Steve Ballmer hat mal wieder zugeschlagen und mit wenigen Anmerkungen die halbe - wenn nicht gar die ganze - Linux-Gemeinde gegen sich aufgebracht. Demnach ist Ballmer der Ansicht, dass Linux Urheberrechte von Microsoft verletzt.

Weiterlesen...


----------



## technofreak (17 November 2006)

*AW: [PCW-R] Ballmer: Linux verwendet "geistiges Eigentum" von Microsoft*

auch hier 
http://www.heise.de/newsticker/meldung/81235


----------



## Heiko (17 November 2006)

*AW: [PCW-R] Ballmer: Linux verwendet "geistiges Eigentum" von Microsoft*



Newsfeed schrieb:


> Steve Ballmer hat mal wieder zugeschlagen und mit wenigen Anmerkungen die halbe - wenn nicht gar die ganze - Linux-Gemeinde gegen sich aufgebracht. Demnach ist Ballmer der Ansicht, dass Linux Urheberrechte von Microsoft verletzt.
> 
> Weiterlesen...


Gaaaaaaaaaaaaaaaaaaanz bestimmt...


----------



## technofreak (17 November 2006)

*AW: [PCW-R] Ballmer: Linux verwendet "geistiges Eigentum" von Microsoft*



Newsfeed schrieb:


> Demnach ist Ballmer der Ansicht, dass Linux Urheberrechte von Microsoft verletzt.

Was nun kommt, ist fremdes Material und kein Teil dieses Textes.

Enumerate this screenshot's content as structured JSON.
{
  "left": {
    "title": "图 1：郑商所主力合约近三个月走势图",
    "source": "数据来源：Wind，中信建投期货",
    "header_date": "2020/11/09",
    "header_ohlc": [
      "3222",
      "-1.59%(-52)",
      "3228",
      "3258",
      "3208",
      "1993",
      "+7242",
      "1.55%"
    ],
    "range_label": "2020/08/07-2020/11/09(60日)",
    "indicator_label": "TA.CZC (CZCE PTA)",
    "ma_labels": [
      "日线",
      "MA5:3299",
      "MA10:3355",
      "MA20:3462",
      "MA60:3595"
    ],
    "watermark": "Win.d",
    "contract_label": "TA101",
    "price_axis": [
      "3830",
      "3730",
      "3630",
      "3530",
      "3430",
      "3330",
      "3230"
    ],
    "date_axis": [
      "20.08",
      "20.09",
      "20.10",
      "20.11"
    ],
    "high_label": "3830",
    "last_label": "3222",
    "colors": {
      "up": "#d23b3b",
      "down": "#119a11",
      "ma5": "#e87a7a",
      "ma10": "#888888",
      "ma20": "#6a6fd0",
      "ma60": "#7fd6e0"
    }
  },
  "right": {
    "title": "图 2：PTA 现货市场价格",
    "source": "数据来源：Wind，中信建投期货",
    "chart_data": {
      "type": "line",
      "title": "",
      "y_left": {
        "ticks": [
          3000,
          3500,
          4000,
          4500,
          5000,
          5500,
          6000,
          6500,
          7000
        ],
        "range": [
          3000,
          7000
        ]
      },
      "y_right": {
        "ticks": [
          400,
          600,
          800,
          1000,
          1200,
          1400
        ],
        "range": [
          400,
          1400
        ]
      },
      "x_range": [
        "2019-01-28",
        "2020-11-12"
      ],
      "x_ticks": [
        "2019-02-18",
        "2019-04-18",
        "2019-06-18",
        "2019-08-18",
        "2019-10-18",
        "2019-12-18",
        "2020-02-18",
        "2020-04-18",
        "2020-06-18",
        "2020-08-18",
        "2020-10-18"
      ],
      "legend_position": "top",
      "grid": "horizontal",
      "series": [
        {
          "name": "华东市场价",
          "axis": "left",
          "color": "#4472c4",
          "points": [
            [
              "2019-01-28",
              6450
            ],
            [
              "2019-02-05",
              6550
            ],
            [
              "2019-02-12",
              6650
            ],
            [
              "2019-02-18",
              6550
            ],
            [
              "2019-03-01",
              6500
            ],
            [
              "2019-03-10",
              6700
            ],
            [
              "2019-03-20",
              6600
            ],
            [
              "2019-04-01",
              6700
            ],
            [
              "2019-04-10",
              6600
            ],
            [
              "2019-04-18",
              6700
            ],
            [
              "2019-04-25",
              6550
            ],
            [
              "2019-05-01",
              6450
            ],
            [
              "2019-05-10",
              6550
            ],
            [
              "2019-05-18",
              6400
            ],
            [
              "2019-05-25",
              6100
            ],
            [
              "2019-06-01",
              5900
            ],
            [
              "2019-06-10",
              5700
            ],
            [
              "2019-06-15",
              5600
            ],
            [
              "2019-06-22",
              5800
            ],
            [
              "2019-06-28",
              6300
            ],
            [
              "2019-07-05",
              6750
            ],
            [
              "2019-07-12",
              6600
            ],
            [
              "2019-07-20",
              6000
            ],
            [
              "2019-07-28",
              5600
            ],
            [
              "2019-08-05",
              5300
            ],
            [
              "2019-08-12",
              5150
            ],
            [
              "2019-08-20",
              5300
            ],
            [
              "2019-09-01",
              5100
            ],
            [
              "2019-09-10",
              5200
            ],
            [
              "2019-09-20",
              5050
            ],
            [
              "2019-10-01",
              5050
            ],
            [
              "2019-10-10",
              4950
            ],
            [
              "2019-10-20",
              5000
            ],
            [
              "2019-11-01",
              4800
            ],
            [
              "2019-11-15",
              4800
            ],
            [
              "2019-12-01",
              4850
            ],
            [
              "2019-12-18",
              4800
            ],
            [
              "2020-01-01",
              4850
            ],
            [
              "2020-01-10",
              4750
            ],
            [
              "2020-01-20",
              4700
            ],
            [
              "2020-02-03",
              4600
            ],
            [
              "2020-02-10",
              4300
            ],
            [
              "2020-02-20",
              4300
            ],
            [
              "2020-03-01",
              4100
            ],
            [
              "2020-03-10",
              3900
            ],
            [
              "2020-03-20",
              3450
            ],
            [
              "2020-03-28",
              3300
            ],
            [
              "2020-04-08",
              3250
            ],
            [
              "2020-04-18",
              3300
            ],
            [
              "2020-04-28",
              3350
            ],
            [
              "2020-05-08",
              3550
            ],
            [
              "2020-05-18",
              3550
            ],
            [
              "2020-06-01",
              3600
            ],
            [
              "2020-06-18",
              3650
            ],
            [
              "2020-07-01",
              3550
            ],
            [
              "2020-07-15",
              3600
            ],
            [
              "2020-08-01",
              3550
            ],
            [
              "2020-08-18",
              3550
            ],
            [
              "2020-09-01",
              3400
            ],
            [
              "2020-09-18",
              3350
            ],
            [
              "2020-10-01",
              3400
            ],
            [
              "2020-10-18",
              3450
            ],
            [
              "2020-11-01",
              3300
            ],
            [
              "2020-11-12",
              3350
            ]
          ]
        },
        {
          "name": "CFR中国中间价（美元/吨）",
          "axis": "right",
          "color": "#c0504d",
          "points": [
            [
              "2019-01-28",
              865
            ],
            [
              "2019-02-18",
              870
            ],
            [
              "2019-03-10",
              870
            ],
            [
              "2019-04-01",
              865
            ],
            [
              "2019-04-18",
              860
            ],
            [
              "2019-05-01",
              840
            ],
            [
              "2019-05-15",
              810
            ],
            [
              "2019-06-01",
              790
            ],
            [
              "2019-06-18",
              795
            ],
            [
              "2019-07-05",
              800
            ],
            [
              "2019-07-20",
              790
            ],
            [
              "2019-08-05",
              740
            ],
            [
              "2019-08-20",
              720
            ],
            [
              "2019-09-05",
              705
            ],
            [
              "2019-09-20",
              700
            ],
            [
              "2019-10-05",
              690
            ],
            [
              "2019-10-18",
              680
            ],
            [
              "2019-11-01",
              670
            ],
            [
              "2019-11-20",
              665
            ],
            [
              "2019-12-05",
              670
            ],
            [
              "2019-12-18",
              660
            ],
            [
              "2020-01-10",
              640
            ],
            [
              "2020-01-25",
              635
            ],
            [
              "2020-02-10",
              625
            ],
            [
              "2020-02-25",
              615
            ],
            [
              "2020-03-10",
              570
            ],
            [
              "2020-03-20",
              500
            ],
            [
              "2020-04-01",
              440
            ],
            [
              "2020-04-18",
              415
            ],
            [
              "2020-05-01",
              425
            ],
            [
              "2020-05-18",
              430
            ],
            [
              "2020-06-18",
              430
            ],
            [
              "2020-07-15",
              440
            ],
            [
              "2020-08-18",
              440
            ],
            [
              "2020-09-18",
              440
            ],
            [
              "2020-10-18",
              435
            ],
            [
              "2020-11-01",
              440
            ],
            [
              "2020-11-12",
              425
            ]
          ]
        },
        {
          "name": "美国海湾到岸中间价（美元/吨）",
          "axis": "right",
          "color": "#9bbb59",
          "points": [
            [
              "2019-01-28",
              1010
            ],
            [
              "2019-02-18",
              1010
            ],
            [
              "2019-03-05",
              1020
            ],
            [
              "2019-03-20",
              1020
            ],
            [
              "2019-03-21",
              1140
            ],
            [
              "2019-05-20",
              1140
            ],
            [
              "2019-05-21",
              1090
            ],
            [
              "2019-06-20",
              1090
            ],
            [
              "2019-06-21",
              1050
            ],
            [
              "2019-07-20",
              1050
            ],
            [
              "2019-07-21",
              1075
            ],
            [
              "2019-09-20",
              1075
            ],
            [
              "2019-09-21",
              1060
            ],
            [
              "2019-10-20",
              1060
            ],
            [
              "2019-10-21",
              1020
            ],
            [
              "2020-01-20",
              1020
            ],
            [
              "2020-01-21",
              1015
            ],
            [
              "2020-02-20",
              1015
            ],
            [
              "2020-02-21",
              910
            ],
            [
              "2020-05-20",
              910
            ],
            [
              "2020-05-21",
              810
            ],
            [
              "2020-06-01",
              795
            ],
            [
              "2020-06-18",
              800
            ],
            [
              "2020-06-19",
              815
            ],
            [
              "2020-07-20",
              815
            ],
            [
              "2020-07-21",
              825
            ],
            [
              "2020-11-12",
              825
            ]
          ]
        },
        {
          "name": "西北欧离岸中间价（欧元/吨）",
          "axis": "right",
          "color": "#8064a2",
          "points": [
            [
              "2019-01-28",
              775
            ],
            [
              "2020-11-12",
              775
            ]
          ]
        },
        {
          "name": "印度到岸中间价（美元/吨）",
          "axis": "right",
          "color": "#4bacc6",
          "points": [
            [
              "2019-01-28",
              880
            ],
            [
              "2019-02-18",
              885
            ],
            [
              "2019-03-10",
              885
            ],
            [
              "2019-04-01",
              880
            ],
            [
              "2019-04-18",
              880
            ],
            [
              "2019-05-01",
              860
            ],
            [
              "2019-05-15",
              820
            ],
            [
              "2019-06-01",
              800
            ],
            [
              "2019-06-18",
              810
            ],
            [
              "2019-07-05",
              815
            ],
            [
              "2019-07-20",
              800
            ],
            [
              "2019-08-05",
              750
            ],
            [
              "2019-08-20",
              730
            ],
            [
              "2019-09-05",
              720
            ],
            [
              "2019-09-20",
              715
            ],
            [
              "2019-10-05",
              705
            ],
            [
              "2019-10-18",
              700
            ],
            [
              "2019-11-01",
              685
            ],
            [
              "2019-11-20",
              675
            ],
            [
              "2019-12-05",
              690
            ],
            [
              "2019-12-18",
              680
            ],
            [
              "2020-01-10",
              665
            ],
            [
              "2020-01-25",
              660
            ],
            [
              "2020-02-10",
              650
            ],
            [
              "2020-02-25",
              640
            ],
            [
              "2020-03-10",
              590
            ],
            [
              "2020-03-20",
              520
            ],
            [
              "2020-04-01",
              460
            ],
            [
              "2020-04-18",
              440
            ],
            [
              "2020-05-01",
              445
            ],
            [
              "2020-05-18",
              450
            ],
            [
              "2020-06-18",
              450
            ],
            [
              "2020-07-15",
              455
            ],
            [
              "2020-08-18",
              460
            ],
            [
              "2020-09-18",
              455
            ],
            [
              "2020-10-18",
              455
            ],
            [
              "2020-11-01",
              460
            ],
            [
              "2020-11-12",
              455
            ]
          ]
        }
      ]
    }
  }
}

das ist eigentlich keine  Beschuldigung sondern eine  Beleidigung....


----------



## Heiko (17 November 2006)

*AW: [PCW-R] Ballmer: Linux verwendet "geistiges Eigentum" von Microsoft*



technofreak schrieb:


> das ist eigentlich keine  Beschuldigung sondern eine  Beleidigung....


So, wie sich der Artikel liest, handelt es sich schlicht um Marketing.


----------



## technofreak (17 November 2006)

*AW: [PCW-R] Ballmer: Linux verwendet "geistiges Eigentum" von Microsoft*



Heiko schrieb:


> So, wie sich der Artikel liest, handelt es sich schlicht um Marketing.


wenn ich jetzt schriebe, was ich von Marketing halte, müßte ich mich selbst editieren....


----------